I'm afraid that if I made it, I'd probably eat the whole thing. Do check it out, it's all about Saint Lucia and her bread and it is here.

Sunday, November 29, 2009

The Best Raisin I Ever Had

Yesterday I participated in a day-long Insight (Vipassana) retreat at the Spirit Rock Meditation Center in Woodacre, California.
We left at 7:30 am., crossed the Golden Gate Bridge with hardly any traffic in sight, and drove north on a beautifully clear and sunny fall day with nitid views of rolling golden hills and sleepy towns on fall-colored, tree lined streets.

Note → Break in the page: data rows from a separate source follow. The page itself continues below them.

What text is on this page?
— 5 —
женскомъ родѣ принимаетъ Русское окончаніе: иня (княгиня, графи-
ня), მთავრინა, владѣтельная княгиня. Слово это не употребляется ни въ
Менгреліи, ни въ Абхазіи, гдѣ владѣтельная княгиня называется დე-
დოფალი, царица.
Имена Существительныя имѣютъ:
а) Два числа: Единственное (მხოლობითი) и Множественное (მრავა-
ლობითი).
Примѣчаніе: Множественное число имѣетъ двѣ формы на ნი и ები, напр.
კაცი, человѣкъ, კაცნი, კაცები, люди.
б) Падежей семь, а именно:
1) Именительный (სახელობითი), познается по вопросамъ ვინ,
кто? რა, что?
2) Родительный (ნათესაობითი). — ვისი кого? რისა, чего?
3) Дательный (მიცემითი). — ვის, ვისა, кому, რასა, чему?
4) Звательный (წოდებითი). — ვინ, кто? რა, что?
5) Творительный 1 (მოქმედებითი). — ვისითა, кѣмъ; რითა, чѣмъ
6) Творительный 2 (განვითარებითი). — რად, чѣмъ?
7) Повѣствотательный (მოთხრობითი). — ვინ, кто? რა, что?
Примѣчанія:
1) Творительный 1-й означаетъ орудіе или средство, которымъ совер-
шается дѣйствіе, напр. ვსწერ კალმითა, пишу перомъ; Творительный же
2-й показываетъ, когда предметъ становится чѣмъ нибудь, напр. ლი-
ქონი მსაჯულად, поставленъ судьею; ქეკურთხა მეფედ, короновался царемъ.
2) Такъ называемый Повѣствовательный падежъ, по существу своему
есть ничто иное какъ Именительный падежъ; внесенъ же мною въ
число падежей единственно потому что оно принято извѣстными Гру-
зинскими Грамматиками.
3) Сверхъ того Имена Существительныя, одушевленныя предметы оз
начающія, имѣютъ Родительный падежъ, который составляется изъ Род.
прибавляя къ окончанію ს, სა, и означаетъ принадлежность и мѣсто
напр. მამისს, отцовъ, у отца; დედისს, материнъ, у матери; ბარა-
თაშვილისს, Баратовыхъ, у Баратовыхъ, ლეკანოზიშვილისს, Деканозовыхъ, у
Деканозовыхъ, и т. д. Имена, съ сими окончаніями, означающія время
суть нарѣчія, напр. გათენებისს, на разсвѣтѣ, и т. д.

The primary teacher for the retreat was Jack Kornfield and, since I am a bit guru-phobic, I was very relieved to discover that he is most decidedly un-guruish! A natural man with a great sense of humor who spoke eloquently but in a language that anyone could understand. It was difficult enough for a relatively uninitiated person like me to do five long (20 to 30 min) periods of sitting meditation, one short one, three 20 minute walking meditations and an eating meditation, without also having to listen to talk so abstract you might want to slit your wrists. Jack Kornfield is the opposite: so clear and to the point that I bought his book, After the Ecstasy, the Laundry.
Some of us had our lunches on the hillside, some in small groups, others alone, but all in silence. All you could hear were the occasional cawings of the crows and the wind blowing through the laurel trees. The smell was heavenly.

Now for the reason for the title of this post. Before lunch Jack had some volunteers distribute two raisins to each of us, which we were instructed to hold in our hands. When we all had our raisins we were told to carry them slowly to our mouth, to bite down on them and slowly chew with our eyes closed until every last bit of raisin disintegrated and slid down our throats. Let me tell you, that was one explosion of intense flavor and sweet juices. The most delicious raisin ever, like no other!